# Fun with Perl 6 using Roman Numerals

I recently took up solving some of the Perl weekly challenges, the most recent being the Roman Numeral encoder/decoder. In this post I’m going to go through how I put my solution together and how it works.

**Defining The Numerals**

To start off with, I declared a few constants. The first two being the fundamental set of characters for our numerals:

`constant @letters = ｢IVXLCDM｣.comb;`

constant @overlines = "\c[combining overline]", "\c[combining double overline]"; # These represent x 1000 and x 1000000

constant @letter-pairs = reverse # … the following code

These constants are then used to give us a list of all of our numerals:

`@letters[0], |( @letters, |@overlines.map( @letters X~ * ) ).map({`

gather {

for .rotor(3 => -1) -> @group {

for 1, 2 {

take @group[0, $_].join;

take @group[$_];

}

}

}

}).flat;

We start of by taking our `I`

from the list. Following that, we create a list of three groups of letters:

`@letters, |@overlines.map( @letters X~ * )`

# (I V X L C D M)(I̅ V̅ X̅ L̅ C̅ D̅ M̅)(I̿ V̿ X̿ L̿ C̿ D̿ M̿)
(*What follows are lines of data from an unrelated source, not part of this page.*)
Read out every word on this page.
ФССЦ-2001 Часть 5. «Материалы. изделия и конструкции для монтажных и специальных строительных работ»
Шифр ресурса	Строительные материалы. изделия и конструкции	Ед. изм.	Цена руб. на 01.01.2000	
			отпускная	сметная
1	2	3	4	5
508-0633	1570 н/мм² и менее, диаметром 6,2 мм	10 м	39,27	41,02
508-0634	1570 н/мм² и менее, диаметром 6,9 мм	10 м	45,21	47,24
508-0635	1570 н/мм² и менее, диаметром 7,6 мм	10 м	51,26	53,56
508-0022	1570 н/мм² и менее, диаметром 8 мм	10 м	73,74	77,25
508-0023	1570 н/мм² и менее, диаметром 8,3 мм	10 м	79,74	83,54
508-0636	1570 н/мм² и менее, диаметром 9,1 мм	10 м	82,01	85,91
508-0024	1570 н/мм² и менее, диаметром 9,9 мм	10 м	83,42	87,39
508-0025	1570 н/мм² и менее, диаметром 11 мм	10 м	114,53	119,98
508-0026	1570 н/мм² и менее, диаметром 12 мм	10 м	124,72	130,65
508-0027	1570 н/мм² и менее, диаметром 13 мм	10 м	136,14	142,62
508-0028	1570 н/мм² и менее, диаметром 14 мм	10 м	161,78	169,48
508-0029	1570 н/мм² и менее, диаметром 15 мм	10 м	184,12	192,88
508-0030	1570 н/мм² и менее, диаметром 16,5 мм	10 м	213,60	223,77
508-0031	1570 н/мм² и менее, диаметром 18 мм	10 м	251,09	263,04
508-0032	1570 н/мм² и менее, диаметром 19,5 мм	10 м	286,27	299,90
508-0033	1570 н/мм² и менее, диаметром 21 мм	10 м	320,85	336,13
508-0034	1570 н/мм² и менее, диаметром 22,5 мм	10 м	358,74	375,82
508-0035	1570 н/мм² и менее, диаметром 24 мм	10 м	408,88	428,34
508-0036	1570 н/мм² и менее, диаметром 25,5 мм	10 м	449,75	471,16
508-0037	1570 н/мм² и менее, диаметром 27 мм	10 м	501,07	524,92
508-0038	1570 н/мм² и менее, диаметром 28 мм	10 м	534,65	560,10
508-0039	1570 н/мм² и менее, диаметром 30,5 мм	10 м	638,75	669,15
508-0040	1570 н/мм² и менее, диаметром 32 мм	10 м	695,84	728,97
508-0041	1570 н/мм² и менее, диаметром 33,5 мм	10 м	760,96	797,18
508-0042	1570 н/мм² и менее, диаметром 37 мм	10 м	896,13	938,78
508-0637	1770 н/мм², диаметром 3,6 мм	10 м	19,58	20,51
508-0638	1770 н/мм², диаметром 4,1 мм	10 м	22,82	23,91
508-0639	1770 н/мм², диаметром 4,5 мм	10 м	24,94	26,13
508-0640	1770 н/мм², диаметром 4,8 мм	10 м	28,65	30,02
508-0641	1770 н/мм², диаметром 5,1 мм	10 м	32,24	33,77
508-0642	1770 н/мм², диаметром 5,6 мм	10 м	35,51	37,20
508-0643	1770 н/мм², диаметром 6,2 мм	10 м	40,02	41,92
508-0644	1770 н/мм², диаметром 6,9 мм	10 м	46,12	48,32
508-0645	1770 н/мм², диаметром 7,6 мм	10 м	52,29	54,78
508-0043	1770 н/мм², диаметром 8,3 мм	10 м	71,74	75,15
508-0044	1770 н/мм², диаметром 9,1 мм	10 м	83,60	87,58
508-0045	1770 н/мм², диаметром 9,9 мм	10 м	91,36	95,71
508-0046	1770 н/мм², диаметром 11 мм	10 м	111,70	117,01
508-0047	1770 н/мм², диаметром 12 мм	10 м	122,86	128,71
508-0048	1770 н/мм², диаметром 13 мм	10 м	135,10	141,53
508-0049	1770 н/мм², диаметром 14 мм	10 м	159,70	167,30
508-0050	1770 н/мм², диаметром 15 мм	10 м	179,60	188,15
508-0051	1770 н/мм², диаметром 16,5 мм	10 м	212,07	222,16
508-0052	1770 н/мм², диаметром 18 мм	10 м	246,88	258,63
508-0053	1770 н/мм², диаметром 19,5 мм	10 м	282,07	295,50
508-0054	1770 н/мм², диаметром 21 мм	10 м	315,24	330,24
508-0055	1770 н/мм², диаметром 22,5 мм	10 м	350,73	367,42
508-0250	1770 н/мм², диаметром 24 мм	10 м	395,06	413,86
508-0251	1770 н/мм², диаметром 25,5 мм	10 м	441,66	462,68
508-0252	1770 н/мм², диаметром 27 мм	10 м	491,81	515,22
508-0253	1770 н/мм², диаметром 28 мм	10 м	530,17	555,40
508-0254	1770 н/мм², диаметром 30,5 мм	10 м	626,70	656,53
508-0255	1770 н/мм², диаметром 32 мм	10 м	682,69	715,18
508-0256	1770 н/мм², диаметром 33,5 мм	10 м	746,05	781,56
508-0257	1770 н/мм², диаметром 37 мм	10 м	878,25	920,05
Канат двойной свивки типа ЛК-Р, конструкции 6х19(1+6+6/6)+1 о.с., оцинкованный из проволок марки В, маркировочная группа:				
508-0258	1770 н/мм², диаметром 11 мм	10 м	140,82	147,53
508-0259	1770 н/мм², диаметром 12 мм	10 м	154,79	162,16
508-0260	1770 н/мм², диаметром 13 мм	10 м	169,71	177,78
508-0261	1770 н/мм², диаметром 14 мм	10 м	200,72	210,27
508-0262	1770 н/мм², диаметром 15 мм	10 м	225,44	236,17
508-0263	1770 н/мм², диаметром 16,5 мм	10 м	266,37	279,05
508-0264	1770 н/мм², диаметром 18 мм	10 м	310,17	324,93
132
We split each of these into overlapping groups of three using `rotor`

, and then use the elements from each of those lists to `take`

our numerals:

`.rotor(3 => -1)`

# ((I V X) (X L C) (C D M))

# .[0,1], .[1], .[0,2], .[2] on each group gives us IV, V, IX, X etc

Now we want to assign all of these numerals their appropriate values. We do that using the following sequence:

`1, |( * X* 4, 5, 9, 10 ) … ∞`

What this sequence does is take the 1 and gives us that multiplied by 4, 5, 9 and 10. With the 10 now on the end of the list, the sequence is repeated, giving us 40, 50, 90 and 100. This continues ad infinitum for as many numbers as we need.

Taking our list of numerals and zipping ( `z=>`

) them with the numbers gives us the list of pairs we’ll be using:

`:I(1), :IV(4), :V(5), :IX(9), :X(10), :XL(40) …`

# Converting Numbers to Roman Numerals

`given %(@letter-pairs.Map.antipairs) -> %letter-map {`

return [~] gather {

for $number.flip.comb.pairs.reverse {

given 10 ** .key -> $key {

when .value == 4 | 9 {

take %letter-map{ $key * .value };

}

take %letter-map{ $key * 5 } if .value ≥ 5;

take %letter-map{ $key } x .value % 5;

}

}

};

}

We start off with taking the list of pairs we defined earlier, and turning it into a hash with the keys being the Arabic number each Roman numeral represents. We then take the input (being `$number`

here) and transform it with:

`12345.flip.comb.pairs.reverse`

# 4 => 1, 3 => 2, 2 => 3, 1 => 4, 0 => 5

This gives us a place value for each digit we’re going to use, `10 ** .key`

giving us 10000, 1000, 100, etc.

We’re then going to `take`

each Roman numeral based on what we got:

`when .value == 4 | 9 {`

take %letter-map{ $key * .value };

}

take %letter-map{ $key * 5 } if .value ≥ 5;

take %letter-map{ $key } x .value % 5;

}

With the `when`

block, if the condition matches, control is returned to the parent block and any subsequent code is skipped. This would happen with our `1 => 4`

In `$key`

we would have `10`

. We look in the hash for the character assigned to `10 × 4`

, which is `40 => "XL"`

, and take that to be used in our eventual string. If the value is not 4 or 9, then we instead take the character representing our 5s, if we need it, and then a string of 1s, between 0 or 3 depending on what our value is.

12345 gives us X̅MMCCCXLV.

# Converting Roman Numerals to Numbers

`return [+] gather {`

my $str = $roman-string.uc;

for @letter-pairs -> $pair {

if $str ~~ / ^ ( $($pair.key) )+ / {

take ($pair.value xx $0).Slip;

$str.=substr($0.join.chars);

}

}

}

Our letter pairs are sorted from highest to lowest, as that’s typically how they’re given in Roman numeral format. Starting with our largest numeral, we take our string and attempt to match the start of it with a regex. The match is then stored in `$0`

.

If we did get a match, we take the value of that numeral, multiplied by how many we found e.g. if the numeral has XXX we take 10 three times. We then take the number of characters in that match and cut them off our string for our next iteration.

While there is some error checking (we throw an error if the string isn’t empty by the end), the routine is not very strict, and will still give a result if you enter a series of characters like XXXXX. It will however take the resulting value, convert it back to Roman to compare, and ask if you meant L 😉